Calling back to Mark Ritson’s column last year detailing the language necessary to land a job now that every company has been forced to accelerate their digital transformation, those who are able to demonstrate their digital and data capability are in the box seat. As we have reported, it’s what’s demanded and increasingly better remunerated. Strategy and brand management should always come first, but for now what marketers say and what’s important aren’t necessarily the same.
Stat of the week
76.2% – the percentage of marketers wanting to see the further integration of marketing effectiveness metrics in decision making
One of the responses to the above finding, again from our exclusive Language of Effectiveness survey was: “What’s stopping you? Why are you not doing this?” This ponderance-come-rallying-call from Gareth Turner, former Weetabix marketer now consultant.
His agitation is well founded. Reacting to the stat, Paddy Power’s marketing lead Michelle Spillane added: “With 76% of people still saying effectiveness needs to come to the fore to assist business decision making, there are too many marketers feeling like their area is considered a cost and a drain on resources, as opposed to a lever for growth.”

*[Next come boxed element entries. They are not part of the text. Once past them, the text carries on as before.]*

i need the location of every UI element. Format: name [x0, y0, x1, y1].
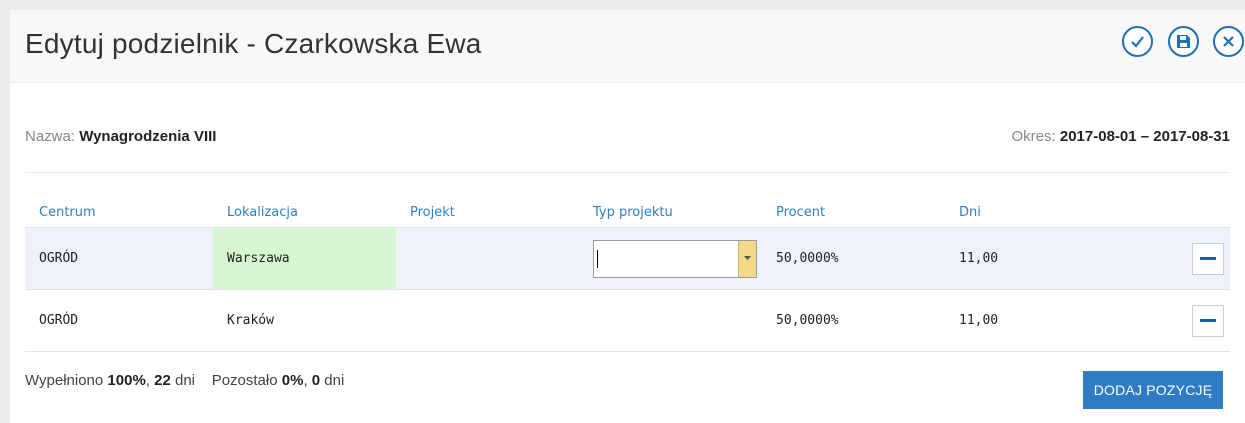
close-icon: [1223, 36, 1234, 47]
period-info: Okres: 2017-08-01 – 2017-08-31: [1012, 128, 1231, 145]
remaining-percent: 0%: [281, 372, 304, 389]
text-cursor: [597, 249, 598, 268]
close-button[interactable]: [1213, 26, 1244, 57]
filled-label: Wypełniono: [25, 372, 104, 389]
cell-actions: [1128, 227, 1230, 290]
check-icon: [1131, 36, 1144, 48]
col-header-typ-projektu[interactable]: Typ projektu: [579, 197, 762, 228]
allocation-table: Centrum Lokalizacja Projekt Typ projektu…: [25, 197, 1230, 352]
cell-dni[interactable]: 11,00: [945, 289, 1128, 352]
col-header-actions: [1128, 197, 1230, 228]
filled-percent: 100%: [107, 372, 146, 389]
cell-projekt[interactable]: [396, 227, 579, 290]
add-position-button[interactable]: DODAJ POZYCJĘ: [1083, 371, 1223, 409]
remaining-days: 0: [311, 372, 321, 389]
save-button[interactable]: [1168, 26, 1199, 57]
cell-typ-projektu[interactable]: [579, 289, 762, 352]
minus-icon: [1200, 319, 1216, 322]
remove-row-button[interactable]: [1192, 304, 1224, 337]
confirm-button[interactable]: [1122, 26, 1153, 57]
cell-actions: [1128, 289, 1230, 352]
col-header-procent[interactable]: Procent: [762, 197, 945, 228]
col-header-projekt[interactable]: Projekt: [396, 197, 579, 228]
edit-divider-dialog: Edytuj podzielnik - Czarkowska Ewa Nazwa…: [10, 10, 1245, 423]
cell-centrum[interactable]: OGRÓD: [25, 227, 213, 290]
cell-centrum[interactable]: OGRÓD: [25, 289, 213, 352]
project-type-combobox[interactable]: [593, 239, 757, 278]
dialog-header: Edytuj podzielnik - Czarkowska Ewa: [10, 10, 1245, 83]
cell-procent[interactable]: 50,0000%: [762, 289, 945, 352]
col-header-lokalizacja[interactable]: Lokalizacja: [213, 197, 396, 228]
period-value: 2017-08-01 – 2017-08-31: [1059, 128, 1230, 145]
col-header-centrum[interactable]: Centrum: [25, 197, 213, 228]
table-row[interactable]: OGRÓD Kraków 50,0000% 11,00: [25, 289, 1230, 352]
cell-dni[interactable]: 11,00: [945, 227, 1128, 290]
divider: [25, 172, 1230, 173]
chevron-down-icon: [744, 256, 751, 260]
cell-procent[interactable]: 50,0000%: [762, 227, 945, 290]
allocation-summary: Wypełniono 100%, 22 dni Pozostało 0%, 0 …: [25, 372, 345, 389]
period-label: Okres:: [1011, 128, 1056, 145]
name-label: Nazwa:: [25, 128, 76, 145]
remaining-label: Pozostało: [211, 372, 278, 389]
filled-days-unit: dni: [175, 372, 196, 389]
name-value: Wynagrodzenia VIII: [79, 128, 217, 145]
remove-row-button[interactable]: [1192, 242, 1224, 275]
filled-days: 22: [154, 372, 171, 389]
dialog-title: Edytuj podzielnik - Czarkowska Ewa: [25, 28, 482, 59]
name-info: Nazwa: Wynagrodzenia VIII: [25, 128, 216, 145]
cell-projekt[interactable]: [396, 289, 579, 352]
cell-lokalizacja[interactable]: Kraków: [213, 289, 396, 352]
dropdown-button[interactable]: [738, 240, 756, 277]
col-header-dni[interactable]: Dni: [945, 197, 1128, 228]
cell-typ-projektu[interactable]: [579, 227, 762, 290]
table-row[interactable]: OGRÓD Warszawa 50,0000% 11,00: [25, 227, 1230, 290]
minus-icon: [1200, 257, 1216, 260]
table-header-row: Centrum Lokalizacja Projekt Typ projektu…: [25, 197, 1230, 228]
cell-lokalizacja[interactable]: Warszawa: [213, 227, 396, 290]
remaining-days-unit: dni: [324, 372, 345, 389]
save-icon: [1177, 35, 1190, 48]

It’s encouraging that there is intent to embed effectiveness, but it also reveals a disconnect. That what is measured, indeed how effectiveness is defined, is still lacking. An issue we will continue to explore in the series. And one that will continue to be a barrier to greater influence for marketers if not addressed.
The week ahead
We have lots more to come on marketing effectiveness, with the next deep dive as part of our Language of Effectiveness series looking at whether too much focus is put on ROI.